Local 804 members got an early start on building Teamster Power in 2008—by defeating concessions and pension cuts in December 2007.
Members held a series of rank-and-file meetings and launched a Vote No campaign—after UPS and Local 804 negotiators cut a concessionary contract deal that included pension cuts.
Members voted the contract down by three to one and UPS was forced to take the concessions off the table—including its demand to eliminate 25 & Out pensions for new Teamsters.
Winning New Rights
Members could have gone back to business as usual then, but they didn’t.

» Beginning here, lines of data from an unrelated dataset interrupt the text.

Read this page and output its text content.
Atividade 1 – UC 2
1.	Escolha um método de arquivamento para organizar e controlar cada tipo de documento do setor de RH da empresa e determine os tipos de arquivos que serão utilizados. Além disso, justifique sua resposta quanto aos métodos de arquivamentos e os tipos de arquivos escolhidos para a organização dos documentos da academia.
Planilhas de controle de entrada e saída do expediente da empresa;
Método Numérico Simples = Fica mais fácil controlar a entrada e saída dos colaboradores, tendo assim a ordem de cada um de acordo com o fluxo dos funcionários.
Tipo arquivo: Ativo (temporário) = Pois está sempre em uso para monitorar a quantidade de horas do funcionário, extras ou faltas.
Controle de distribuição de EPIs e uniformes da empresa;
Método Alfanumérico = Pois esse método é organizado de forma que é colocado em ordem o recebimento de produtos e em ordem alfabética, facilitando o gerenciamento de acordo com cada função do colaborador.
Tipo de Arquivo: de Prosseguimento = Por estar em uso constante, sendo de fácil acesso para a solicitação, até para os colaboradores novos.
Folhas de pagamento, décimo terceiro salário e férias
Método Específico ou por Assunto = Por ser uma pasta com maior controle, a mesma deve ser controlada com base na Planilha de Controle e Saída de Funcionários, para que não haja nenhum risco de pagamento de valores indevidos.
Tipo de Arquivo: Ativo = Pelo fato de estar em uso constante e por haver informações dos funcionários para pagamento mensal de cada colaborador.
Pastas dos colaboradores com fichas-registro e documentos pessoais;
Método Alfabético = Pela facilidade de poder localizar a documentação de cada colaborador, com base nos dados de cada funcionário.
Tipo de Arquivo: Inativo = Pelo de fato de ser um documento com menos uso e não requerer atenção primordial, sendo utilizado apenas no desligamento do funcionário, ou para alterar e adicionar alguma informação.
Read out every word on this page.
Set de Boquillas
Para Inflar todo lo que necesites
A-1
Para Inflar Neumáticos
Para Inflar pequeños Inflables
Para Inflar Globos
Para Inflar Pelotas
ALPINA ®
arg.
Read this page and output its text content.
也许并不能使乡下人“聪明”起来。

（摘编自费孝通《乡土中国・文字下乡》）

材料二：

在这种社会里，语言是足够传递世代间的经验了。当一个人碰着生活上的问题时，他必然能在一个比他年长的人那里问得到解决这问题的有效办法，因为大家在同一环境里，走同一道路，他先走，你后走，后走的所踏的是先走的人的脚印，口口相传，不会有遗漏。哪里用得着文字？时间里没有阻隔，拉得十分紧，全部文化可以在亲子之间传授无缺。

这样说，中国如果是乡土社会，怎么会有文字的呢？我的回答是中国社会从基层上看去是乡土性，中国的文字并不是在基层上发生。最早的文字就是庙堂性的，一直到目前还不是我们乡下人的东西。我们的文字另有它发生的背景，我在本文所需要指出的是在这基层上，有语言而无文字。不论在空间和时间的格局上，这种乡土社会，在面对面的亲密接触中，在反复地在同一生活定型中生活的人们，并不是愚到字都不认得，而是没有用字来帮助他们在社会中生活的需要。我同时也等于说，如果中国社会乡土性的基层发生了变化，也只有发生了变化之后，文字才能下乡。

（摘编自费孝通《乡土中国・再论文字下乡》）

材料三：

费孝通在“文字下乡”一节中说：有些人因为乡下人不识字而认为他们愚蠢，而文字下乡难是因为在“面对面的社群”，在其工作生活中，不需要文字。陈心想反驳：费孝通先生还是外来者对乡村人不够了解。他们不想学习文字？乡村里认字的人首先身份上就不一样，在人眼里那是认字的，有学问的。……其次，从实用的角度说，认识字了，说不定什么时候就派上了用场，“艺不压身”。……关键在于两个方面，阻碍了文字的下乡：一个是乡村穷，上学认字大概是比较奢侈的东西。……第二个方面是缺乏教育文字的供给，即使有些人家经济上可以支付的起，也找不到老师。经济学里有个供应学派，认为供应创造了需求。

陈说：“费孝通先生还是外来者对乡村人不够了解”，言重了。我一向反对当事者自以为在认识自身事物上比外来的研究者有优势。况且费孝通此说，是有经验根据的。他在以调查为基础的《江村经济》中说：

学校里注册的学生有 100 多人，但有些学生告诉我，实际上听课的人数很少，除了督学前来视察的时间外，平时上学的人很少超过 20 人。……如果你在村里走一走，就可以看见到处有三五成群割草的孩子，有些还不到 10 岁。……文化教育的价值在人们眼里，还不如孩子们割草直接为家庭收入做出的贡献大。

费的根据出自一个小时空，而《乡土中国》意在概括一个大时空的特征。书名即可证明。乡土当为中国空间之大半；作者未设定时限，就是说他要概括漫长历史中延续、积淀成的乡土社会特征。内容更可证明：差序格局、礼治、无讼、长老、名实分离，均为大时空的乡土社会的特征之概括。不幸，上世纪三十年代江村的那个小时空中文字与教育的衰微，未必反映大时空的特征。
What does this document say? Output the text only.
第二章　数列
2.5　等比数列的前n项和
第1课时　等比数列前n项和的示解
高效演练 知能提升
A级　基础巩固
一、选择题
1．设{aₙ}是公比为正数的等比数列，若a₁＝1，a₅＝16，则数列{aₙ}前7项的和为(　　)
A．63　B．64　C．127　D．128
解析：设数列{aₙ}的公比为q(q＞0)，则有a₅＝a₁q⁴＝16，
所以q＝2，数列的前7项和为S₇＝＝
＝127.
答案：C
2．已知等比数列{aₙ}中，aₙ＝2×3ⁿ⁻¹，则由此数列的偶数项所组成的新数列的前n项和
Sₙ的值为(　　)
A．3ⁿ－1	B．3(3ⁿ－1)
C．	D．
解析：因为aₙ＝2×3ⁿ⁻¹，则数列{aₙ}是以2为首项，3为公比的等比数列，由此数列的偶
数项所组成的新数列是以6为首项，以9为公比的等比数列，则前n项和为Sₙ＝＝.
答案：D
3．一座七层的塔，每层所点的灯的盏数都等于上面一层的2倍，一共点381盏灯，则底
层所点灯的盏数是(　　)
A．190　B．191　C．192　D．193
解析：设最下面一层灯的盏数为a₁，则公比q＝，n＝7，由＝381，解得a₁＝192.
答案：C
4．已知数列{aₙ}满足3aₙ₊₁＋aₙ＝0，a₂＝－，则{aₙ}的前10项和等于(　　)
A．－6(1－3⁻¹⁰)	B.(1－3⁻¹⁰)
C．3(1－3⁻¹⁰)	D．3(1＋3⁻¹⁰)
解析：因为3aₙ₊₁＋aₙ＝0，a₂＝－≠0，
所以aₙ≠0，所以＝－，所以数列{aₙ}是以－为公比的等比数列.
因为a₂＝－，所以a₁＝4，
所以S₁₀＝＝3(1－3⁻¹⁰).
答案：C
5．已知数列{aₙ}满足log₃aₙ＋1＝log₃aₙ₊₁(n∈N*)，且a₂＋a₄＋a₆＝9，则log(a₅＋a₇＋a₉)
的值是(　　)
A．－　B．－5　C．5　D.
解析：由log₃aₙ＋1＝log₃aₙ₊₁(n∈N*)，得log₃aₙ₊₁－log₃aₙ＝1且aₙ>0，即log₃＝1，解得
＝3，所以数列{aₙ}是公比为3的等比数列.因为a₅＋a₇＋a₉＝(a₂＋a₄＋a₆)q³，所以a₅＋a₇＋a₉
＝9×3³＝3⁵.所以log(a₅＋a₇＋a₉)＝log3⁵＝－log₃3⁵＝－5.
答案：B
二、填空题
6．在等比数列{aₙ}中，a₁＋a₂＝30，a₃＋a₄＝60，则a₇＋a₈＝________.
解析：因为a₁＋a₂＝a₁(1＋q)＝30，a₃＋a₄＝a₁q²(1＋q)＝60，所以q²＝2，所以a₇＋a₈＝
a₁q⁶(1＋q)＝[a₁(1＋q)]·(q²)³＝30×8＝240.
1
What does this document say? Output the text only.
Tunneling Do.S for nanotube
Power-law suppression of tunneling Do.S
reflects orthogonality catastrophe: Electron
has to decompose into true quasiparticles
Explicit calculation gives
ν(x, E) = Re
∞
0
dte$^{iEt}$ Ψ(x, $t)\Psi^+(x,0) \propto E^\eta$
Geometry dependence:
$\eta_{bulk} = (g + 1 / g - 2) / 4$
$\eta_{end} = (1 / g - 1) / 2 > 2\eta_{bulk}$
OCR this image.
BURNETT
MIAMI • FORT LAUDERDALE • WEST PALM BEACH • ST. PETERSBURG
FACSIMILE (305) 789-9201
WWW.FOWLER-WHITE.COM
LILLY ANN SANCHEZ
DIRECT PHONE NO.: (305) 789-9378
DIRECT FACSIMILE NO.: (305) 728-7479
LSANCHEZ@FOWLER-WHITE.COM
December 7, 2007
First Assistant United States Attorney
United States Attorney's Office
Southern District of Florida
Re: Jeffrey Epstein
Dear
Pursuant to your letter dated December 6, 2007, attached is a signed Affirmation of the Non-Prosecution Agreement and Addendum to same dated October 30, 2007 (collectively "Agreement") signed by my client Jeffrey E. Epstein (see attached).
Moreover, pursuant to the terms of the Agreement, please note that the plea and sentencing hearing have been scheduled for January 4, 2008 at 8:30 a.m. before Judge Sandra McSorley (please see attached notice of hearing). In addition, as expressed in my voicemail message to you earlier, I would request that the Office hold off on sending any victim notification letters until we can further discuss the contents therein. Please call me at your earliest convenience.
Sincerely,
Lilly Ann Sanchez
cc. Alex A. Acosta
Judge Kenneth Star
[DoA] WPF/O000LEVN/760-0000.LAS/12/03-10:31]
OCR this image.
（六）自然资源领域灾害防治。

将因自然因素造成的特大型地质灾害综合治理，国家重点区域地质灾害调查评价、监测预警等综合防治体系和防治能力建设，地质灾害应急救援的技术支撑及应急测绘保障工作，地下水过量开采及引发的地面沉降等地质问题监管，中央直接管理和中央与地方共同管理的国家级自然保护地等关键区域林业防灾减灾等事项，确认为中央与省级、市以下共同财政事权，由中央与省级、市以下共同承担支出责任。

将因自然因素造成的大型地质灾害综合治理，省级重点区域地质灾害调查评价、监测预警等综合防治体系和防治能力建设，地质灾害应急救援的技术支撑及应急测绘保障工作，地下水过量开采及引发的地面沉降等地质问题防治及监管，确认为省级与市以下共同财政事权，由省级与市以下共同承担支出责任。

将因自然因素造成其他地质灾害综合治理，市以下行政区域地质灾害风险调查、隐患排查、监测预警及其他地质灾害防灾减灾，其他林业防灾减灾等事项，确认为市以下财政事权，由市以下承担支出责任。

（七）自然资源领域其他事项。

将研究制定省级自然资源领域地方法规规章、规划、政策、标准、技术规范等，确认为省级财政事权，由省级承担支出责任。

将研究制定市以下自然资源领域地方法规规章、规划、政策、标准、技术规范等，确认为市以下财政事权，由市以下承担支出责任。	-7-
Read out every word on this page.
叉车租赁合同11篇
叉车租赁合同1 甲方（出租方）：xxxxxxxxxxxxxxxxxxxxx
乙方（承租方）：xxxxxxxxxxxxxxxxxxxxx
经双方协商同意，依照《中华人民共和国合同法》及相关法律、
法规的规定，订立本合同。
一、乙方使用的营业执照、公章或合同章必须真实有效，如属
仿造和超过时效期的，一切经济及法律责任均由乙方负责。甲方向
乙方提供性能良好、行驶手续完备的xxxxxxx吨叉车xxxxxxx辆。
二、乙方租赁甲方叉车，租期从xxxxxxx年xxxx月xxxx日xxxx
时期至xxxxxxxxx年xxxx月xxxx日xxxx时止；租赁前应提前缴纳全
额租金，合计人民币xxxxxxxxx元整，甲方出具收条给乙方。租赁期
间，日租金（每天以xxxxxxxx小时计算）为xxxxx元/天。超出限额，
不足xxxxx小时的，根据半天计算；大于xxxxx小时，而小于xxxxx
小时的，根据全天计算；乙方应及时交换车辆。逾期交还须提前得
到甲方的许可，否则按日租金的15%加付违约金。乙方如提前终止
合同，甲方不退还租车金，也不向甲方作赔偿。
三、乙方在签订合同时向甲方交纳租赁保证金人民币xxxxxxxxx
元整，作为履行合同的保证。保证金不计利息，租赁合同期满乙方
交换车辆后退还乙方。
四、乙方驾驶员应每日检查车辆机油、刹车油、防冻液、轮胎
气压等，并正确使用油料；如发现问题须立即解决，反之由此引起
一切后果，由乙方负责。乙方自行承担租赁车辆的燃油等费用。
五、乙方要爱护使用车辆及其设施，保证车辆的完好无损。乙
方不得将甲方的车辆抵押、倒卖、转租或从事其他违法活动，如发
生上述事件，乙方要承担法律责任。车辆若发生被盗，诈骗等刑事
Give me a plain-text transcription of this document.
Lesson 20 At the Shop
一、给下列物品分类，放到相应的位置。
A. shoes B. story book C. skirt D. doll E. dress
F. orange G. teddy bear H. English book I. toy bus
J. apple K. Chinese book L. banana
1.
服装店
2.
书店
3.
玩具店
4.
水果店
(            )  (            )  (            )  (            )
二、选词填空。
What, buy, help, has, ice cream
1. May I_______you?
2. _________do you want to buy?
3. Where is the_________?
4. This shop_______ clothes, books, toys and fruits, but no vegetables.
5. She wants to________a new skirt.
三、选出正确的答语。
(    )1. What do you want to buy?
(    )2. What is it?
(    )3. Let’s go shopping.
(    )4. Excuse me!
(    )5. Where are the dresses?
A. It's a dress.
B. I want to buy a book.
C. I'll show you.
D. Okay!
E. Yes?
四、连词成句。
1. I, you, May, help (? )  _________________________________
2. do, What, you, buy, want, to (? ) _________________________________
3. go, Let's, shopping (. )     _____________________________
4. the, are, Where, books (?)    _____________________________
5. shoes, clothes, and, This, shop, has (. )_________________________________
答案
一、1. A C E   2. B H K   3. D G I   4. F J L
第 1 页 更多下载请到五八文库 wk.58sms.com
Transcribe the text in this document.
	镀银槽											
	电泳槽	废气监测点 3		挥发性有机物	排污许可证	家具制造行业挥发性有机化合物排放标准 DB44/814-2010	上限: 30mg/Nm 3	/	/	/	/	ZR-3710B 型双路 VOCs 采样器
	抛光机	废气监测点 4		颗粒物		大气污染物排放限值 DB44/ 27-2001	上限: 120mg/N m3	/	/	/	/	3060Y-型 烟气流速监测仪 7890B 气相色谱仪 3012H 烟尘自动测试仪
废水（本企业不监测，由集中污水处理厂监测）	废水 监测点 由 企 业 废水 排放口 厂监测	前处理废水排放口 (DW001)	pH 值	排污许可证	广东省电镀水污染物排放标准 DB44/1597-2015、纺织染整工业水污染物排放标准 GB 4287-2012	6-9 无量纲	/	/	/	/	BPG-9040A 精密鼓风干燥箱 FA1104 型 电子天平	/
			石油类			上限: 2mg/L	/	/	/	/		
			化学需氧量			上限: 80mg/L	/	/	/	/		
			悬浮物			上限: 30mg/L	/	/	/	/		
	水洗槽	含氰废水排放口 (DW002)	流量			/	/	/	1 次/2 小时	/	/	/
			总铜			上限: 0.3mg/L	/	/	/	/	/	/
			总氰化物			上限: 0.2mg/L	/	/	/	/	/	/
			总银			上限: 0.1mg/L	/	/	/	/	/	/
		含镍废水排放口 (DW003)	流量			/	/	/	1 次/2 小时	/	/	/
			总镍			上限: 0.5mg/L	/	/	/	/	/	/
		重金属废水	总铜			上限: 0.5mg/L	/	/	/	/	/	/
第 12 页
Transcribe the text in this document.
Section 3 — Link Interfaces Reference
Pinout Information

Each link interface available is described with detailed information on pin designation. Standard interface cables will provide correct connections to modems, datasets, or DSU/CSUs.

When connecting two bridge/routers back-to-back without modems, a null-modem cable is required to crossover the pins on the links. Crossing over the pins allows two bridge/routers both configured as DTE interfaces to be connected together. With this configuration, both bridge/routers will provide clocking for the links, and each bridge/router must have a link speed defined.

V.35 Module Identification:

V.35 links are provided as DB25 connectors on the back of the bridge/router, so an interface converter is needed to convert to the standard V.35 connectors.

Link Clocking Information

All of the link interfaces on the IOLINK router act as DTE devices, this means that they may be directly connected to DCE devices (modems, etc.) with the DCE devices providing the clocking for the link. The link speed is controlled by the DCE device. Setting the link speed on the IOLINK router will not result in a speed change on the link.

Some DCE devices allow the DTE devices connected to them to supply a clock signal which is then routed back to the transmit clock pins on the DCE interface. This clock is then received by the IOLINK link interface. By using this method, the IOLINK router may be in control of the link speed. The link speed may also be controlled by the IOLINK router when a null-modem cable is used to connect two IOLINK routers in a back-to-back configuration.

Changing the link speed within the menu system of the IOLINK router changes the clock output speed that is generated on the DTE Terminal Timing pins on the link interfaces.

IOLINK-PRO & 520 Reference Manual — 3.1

Instead, they formed a rank-and-file committee called Local 804 Members United.
“We wanted to get to the root of the problem, one of which is the lack of information members were getting from our union,” said Jim Reynolds, an alternate steward and a founding member of Local 804 Members United.
Local 804 Members United launched a petition drive to change the Local 804 bylaws to require officers to keep members informed during bargaining and to report on the pension and health funds at every membership meeting.
They collected over 2,000 signatures on a petition to change the Local 804 bylaws and voted through the changes by a more than 90 percent.
Local 804 Members United have monitored the local’s benefit funds—and exposed serious problems to the membership.
An investigation by the group uncovered that the Local 804 Health Fund had lost $18 million in assets in just four years—and that Local 804 officials had diverted millions of dollars in contributions from the Health Fund to the Pension Fund without ever telling the members.
Using their rights under the Pension Protection Act, members have forced UPS and Local 804 to turn over financial documents that they had mismanaged the Pension Fund’s assets for years—putting members’ benefits at risk.
“The last couple of years have been a real wake-up call as far as our pension is concerned,” said Bill Reynolds, a package car driver on Long Island and one of the members who pressed the fund to release the documents.
Looking Ahead to 2009
“We all have a responsibility to leave our union stronger than it was when we got here. That’s what Local 804 Members United is all about,” said Tim Sylvester, a 29-year Teamster and Local 804 shop steward.
“Brown can’t move a package in New York City without a Local 804 Teamster: that gives us power. Our local used to use it to win top contracts and pensions.”
“Local 804 members used to feel that power. We want to bring the pride and the power back,” Sylvester said.
Working together, the members of Local 804 Members United are on the road to doing just that.